Comments: By: Asterisk Team (asteriskteam) 2020-07-21 11:26:01.006-0500

Thanks for creating a report! The issue has entered the triage process. That means the issue will wait in this status until a Bug Marshal has an opportunity to review the issue. Once the issue has been reviewed you will receive comments regarding the next steps towards resolution. Please note that log messages and other files should not be sent to the Sangoma Asterisk Team unless explicitly asked for. All files should be placed on this issue in a sanitized fashion as needed.

A good first step is for you to review the [Asterisk Issue Guidelines|https://wiki.asterisk.org/wiki/display/AST/Asterisk+Issue+Guidelines] if you haven't already. The guidelines detail what is expected from an Asterisk issue report.

Then, if you are submitting a patch, please review the [Patch Contribution Process|https://wiki.asterisk.org/wiki/display/AST/Patch+Contribution+Process].

Please note that once your issue enters an open state it has been accepted. As Asterisk is an open source project there is no guarantee or timeframe on when your issue will be looked into. If you need expedient resolution you will need to find and pay a suitable developer. Asking for an update on your issue will not yield any progress on it and will not result in a response. All updates are posted to the issue when they occur.
By: Gregory Massel (gmza) 2020-10-20 07:36:02.611-0500

I'm wondering whether this issue hasn't been resolved by nature of the following commit?

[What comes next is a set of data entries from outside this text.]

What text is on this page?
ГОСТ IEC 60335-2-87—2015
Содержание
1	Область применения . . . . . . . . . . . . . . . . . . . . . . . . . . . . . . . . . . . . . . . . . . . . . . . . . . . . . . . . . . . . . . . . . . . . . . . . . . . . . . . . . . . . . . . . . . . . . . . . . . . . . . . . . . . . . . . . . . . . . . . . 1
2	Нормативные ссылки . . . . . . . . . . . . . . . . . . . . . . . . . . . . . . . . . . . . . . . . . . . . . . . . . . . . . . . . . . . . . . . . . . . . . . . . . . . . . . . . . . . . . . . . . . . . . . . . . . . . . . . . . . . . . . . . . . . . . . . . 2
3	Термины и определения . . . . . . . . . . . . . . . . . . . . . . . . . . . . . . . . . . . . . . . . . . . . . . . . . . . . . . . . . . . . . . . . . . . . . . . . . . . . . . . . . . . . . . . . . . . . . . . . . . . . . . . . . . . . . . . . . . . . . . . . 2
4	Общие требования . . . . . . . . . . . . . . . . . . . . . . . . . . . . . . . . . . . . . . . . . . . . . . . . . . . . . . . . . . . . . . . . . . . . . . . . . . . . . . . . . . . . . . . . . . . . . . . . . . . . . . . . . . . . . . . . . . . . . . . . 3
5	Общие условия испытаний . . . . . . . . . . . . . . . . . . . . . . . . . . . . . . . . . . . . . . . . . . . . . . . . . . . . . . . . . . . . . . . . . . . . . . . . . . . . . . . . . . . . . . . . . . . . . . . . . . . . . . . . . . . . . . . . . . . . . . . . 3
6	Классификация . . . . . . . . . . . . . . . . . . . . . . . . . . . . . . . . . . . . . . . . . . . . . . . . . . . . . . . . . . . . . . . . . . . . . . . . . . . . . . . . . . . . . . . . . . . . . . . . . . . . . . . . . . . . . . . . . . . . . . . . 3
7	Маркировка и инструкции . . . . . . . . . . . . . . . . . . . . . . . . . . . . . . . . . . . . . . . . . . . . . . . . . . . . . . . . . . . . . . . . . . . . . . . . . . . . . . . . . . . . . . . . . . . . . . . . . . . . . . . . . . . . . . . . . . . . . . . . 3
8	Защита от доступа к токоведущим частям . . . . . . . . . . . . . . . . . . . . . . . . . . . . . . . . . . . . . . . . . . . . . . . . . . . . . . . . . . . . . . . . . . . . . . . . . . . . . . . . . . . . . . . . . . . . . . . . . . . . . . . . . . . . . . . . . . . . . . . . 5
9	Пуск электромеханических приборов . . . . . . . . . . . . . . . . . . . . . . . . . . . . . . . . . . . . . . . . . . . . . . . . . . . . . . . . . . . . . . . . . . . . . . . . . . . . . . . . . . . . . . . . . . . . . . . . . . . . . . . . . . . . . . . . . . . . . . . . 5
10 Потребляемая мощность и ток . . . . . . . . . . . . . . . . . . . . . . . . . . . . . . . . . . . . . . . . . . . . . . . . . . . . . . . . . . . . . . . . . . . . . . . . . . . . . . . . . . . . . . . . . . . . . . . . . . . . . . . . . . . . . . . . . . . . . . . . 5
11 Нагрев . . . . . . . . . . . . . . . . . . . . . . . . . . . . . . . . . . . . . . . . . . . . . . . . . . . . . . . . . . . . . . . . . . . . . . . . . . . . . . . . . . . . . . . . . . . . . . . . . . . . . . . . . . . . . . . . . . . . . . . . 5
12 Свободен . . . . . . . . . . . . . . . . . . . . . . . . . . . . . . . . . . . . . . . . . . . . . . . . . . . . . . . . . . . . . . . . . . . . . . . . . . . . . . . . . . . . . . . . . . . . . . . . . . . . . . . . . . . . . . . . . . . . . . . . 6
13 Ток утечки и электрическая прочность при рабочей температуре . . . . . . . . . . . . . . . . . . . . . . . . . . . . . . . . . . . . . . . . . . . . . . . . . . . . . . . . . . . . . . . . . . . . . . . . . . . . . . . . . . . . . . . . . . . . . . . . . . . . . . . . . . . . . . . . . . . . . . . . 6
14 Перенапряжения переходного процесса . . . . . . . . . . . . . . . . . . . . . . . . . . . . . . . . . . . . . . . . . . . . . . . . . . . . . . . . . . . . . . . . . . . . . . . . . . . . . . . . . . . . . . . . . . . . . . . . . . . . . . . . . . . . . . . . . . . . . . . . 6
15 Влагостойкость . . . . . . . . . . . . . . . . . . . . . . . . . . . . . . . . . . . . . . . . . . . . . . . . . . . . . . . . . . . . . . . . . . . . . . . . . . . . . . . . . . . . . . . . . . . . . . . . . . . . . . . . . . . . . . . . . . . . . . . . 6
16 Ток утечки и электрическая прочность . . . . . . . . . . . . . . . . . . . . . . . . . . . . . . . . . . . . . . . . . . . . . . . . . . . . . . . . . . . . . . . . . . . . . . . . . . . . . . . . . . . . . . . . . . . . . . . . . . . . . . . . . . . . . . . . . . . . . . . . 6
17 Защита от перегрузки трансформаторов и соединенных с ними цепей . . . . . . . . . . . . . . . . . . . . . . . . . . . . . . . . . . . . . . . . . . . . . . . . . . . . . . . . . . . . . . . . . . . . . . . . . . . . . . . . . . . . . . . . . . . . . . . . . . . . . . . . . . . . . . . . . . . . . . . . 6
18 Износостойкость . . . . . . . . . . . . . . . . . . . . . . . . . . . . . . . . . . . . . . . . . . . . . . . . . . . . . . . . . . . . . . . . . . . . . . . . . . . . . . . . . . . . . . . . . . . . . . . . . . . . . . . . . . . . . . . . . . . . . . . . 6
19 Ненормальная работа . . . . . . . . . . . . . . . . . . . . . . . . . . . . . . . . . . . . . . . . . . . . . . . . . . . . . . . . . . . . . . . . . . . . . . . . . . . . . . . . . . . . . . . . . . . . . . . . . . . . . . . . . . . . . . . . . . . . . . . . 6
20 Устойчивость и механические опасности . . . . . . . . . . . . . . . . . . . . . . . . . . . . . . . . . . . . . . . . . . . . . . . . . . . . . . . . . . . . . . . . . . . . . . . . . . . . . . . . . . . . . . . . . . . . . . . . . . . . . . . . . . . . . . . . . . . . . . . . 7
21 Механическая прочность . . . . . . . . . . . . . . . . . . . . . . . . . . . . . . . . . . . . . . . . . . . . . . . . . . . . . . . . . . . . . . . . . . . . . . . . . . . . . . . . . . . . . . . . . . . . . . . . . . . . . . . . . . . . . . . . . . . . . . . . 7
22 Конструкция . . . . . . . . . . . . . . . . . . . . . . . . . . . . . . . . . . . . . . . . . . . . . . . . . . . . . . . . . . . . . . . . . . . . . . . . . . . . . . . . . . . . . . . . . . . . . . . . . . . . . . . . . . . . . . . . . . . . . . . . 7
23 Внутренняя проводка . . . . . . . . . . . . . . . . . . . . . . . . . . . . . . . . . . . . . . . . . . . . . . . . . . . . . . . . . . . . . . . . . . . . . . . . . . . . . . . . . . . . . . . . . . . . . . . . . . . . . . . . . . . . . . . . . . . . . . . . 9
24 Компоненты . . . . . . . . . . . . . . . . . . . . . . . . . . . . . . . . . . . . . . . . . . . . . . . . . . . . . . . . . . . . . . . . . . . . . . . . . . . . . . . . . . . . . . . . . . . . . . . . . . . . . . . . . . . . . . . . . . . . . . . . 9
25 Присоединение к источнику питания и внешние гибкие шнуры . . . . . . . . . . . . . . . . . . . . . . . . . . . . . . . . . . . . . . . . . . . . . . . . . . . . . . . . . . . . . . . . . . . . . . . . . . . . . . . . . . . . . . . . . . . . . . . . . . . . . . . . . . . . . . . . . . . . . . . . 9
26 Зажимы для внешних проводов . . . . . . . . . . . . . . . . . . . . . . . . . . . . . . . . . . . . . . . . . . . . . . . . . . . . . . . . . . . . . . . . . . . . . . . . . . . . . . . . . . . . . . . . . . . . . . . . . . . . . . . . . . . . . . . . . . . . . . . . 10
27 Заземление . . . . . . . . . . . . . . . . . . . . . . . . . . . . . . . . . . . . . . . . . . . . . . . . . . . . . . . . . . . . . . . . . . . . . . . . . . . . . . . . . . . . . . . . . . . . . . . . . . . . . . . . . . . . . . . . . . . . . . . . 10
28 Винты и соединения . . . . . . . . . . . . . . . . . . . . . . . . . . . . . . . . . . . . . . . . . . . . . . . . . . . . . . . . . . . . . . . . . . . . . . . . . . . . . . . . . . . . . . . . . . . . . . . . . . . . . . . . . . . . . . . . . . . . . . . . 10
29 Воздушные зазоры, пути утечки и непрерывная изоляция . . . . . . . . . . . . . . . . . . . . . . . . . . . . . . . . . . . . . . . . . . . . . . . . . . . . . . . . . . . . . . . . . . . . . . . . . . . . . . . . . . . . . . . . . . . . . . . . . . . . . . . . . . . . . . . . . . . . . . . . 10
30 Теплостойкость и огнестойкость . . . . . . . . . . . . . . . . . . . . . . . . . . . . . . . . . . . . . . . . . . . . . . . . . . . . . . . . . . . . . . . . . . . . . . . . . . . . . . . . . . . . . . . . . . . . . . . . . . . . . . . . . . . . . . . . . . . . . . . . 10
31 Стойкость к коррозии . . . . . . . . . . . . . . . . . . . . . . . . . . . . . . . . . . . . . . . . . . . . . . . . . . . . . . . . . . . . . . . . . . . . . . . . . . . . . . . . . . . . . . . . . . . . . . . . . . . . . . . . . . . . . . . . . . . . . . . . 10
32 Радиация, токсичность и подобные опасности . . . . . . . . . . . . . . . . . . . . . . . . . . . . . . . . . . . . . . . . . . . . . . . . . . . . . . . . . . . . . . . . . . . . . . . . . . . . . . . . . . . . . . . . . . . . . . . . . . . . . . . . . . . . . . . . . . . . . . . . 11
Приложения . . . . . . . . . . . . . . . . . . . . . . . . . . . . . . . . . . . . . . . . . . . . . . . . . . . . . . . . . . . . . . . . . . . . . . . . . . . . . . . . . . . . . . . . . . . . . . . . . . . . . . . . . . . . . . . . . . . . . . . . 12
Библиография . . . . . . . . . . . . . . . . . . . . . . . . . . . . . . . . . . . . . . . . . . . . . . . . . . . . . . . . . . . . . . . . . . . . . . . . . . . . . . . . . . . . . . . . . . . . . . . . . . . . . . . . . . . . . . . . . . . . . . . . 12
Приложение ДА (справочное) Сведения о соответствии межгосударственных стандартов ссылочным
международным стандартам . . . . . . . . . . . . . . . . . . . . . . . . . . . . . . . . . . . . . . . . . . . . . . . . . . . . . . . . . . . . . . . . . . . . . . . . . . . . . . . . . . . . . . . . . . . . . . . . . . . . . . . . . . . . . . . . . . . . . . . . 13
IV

2020-07-13 15:06 +0000 [e9e441c399] Sean Bright <sean.bright@gmail.com>

* utf8.c: Add UTF-8 validation and utility functions

There are various places in Asterisk - specifically in regards to
database integration - where having some kind of UTF-8 validation would
be beneficial. This patch adds:

* Functions to validate that a given string contains only valid UTF-8
sequences.

* A function to copy a string (similar to ast_copy_string) stopping when
an invalid UTF-8 sequence is encountered.

* A UTF-8 validator that allows for progressive validation.

All of this is based on the excellent UTF-8 decoder by Björn Höhrmann.
More information is available here:

https://bjoern.hoehrmann.de/utf-8/decoder/dfa/

The API was written in such a way that should allow us to replace the
implementation later should we determine that we need something more
comprehensive.

Change-Id: I3555d787a79e7c780a7800cd26e0b5056368abf9
By: Joshua C. Colp (jcolp) 2020-10-20 07:38:19.631-0500

That is strictly the API for doing such things, it still has to be used in places which has not been done.